The FDA has recommended that medical devices are disinfected after each use, prior to the next patient.23,24 They define high-level disinfection as a process that kills all forms of microbial life (viruses, mycobacteria, fungi, vegetative bacteria) except for large numbers of bacterial spores. This is demonstrated by a 6-log (99.9999%) reduction in specific test organisms after reprocessing the medical device. Trinity Guardion’s laundry process takes this a step further by producing a 99.9999% reduction not only in all the test organisms, but also C. diff spores.22 This provides patients with a truly clean mattress surface. A process that achieves a lower log reduction could put your patients at risk. For example, there are approximately 3.8 million spores in 1 gram of C. diff stool.29 Patients with diarrhea have at least 200g of stool in a 24hr period and up to 15 stooling events in a day.30,31 This could result in hundreds of millions of spores on surfaces within the patient environment. A process that achieves a 5-log reduction in C. diff spores would leave 10x as many spores on a surface as compared to a 6-log reduction.
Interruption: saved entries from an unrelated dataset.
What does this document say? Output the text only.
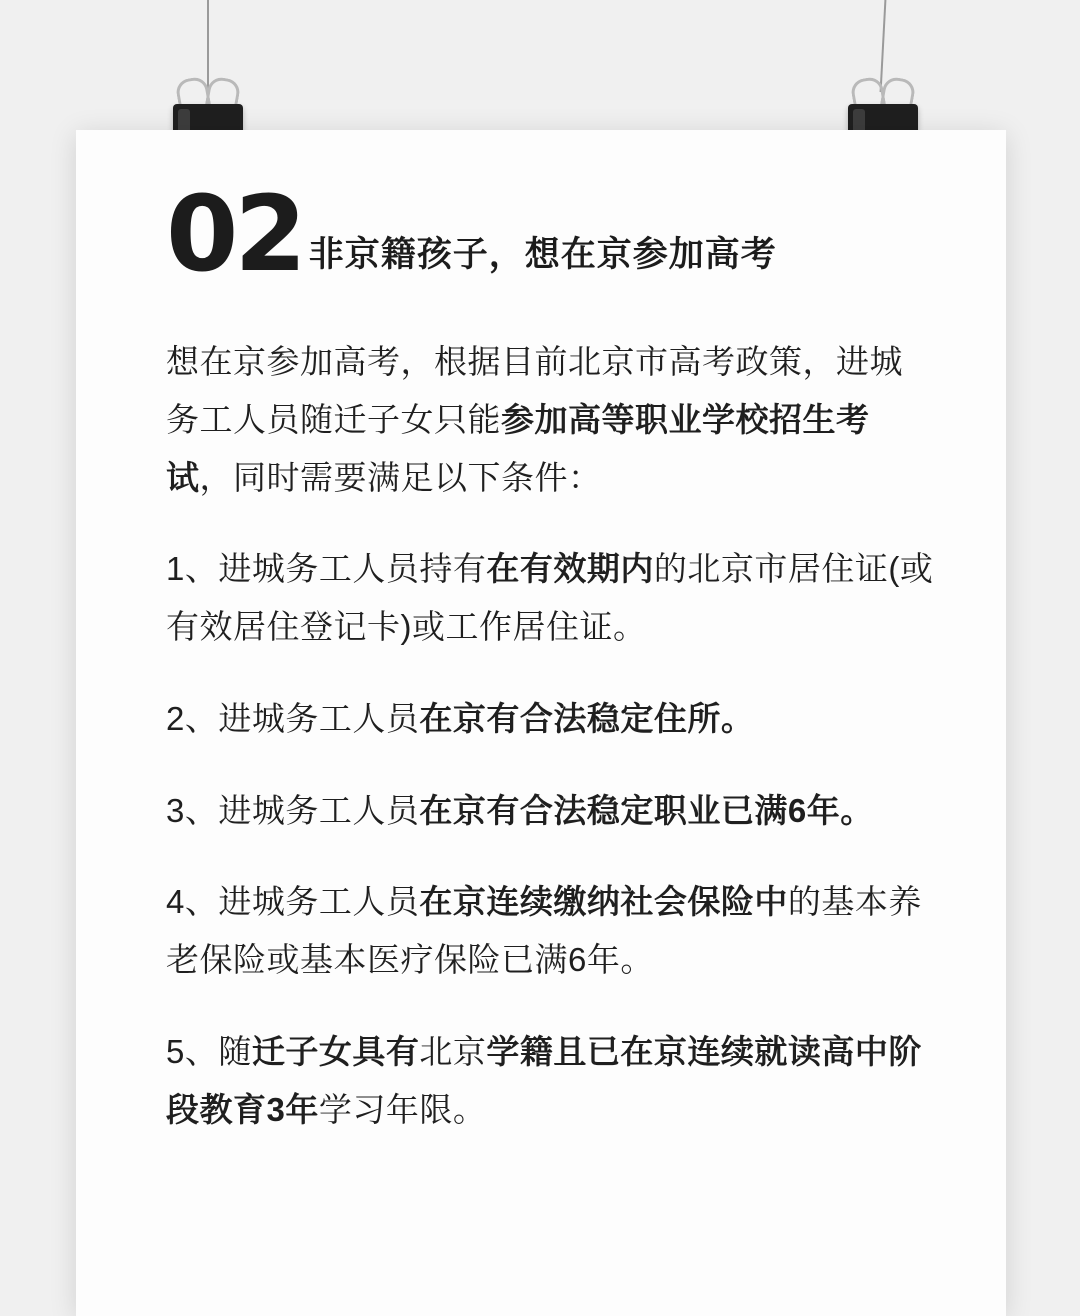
02 非京籍孩子，想在京参加高考
想在京参加高考，根据目前北京市高考政策，进城务工人员随迁子女只能参加高等职业学校招生考试，同时需要满足以下条件：
1、进城务工人员持有在有效期内的北京市居住证(或有效居住登记卡)或工作居住证。
2、进城务工人员在京有合法稳定住所。
3、进城务工人员在京有合法稳定职业已满6年。
4、进城务工人员在京连续缴纳社会保险中的基本养老保险或基本医疗保险已满6年。
5、随迁子女具有北京学籍且已在京连续就读高中阶段教育3年学习年限。
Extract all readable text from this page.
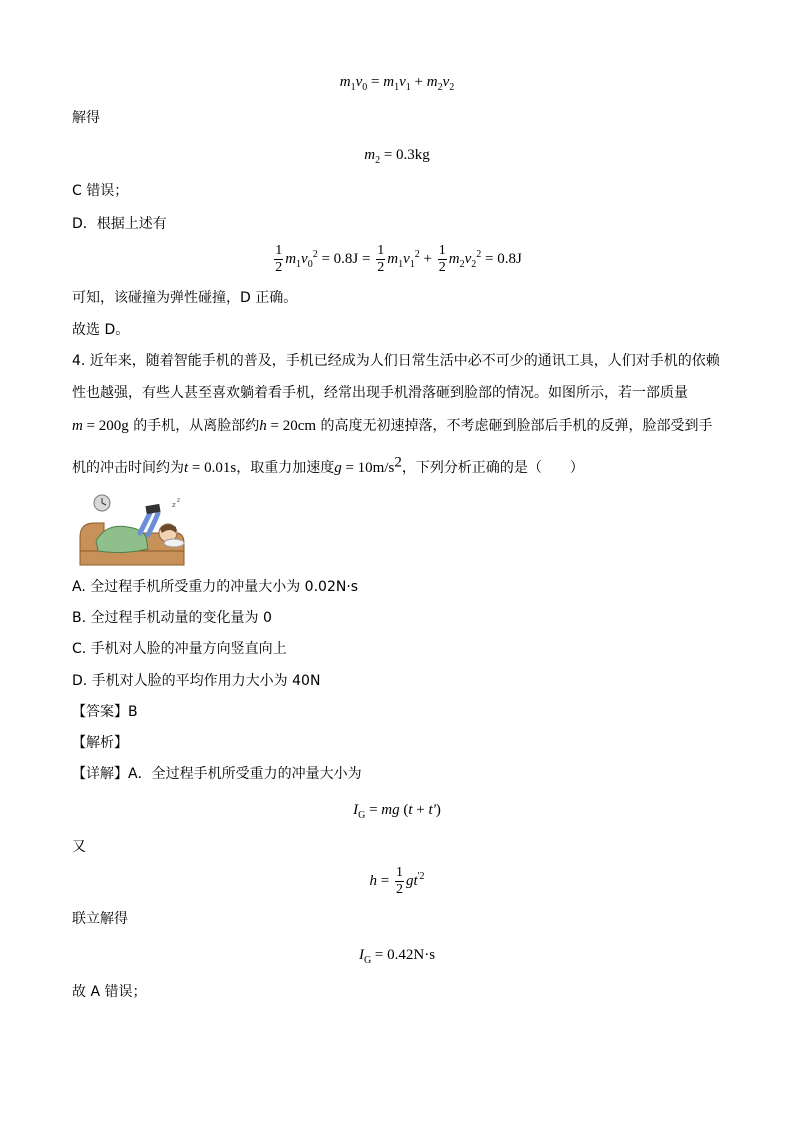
$m_1v_0 = m_1v_1 + m_2v_2$
解得
$m_2 = 0.3kg$
C 错误；
D．根据上述有
$\frac{1}{2} m_1v_0^2 = 0.8J = \frac{1}{2} m_1v_1^2 + \frac{1}{2} m_2v_2^2 = 0.8J$
可知，该碰撞为弹性碰撞，D 正确。
故选 D。
4. 近年来，随着智能手机的普及，手机已经成为人们日常生活中必不可少的通讯工具，人们对手机的依赖
性也越强，有些人甚至喜欢躺着看手机，经常出现手机滑落砸到脸部的情况。如图所示，若一部质量
m = 200g 的手机，从离脸部约h = 20cm 的高度无初速掉落，不考虑砸到脸部后手机的反弹，脸部受到手
机的冲击时间约为t = 0.01s，取重力加速度$g = 10m/s^2$，下列分析正确的是（　　）
z
z
A. 全过程手机所受重力的冲量大小为 0.02N·s
B. 全过程手机动量的变化量为 0
C. 手机对人脸的冲量方向竖直向上
D. 手机对人脸的平均作用力大小为 40N
【答案】B
【解析】
【详解】A．全过程手机所受重力的冲量大小为
$I_G$ = mg (t + t')
又
$h = \frac{1}{2} gt^{'2}$
联立解得
$I_G = 0.42N\cdot s$
故 A 错误；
This is troublesome as animal studies have suggested that the infectious dose of C. diff is extremely low,32,33 meaning any spores remaining in the patient ecosystem could put them at risk of infection. Lawley et al. also found that disinfectants that achieve a 6-log reduction of C. diff spores completely eliminated environmental transmission in mice, whereas those with lesser log reductions were not as successful at reducing transmission.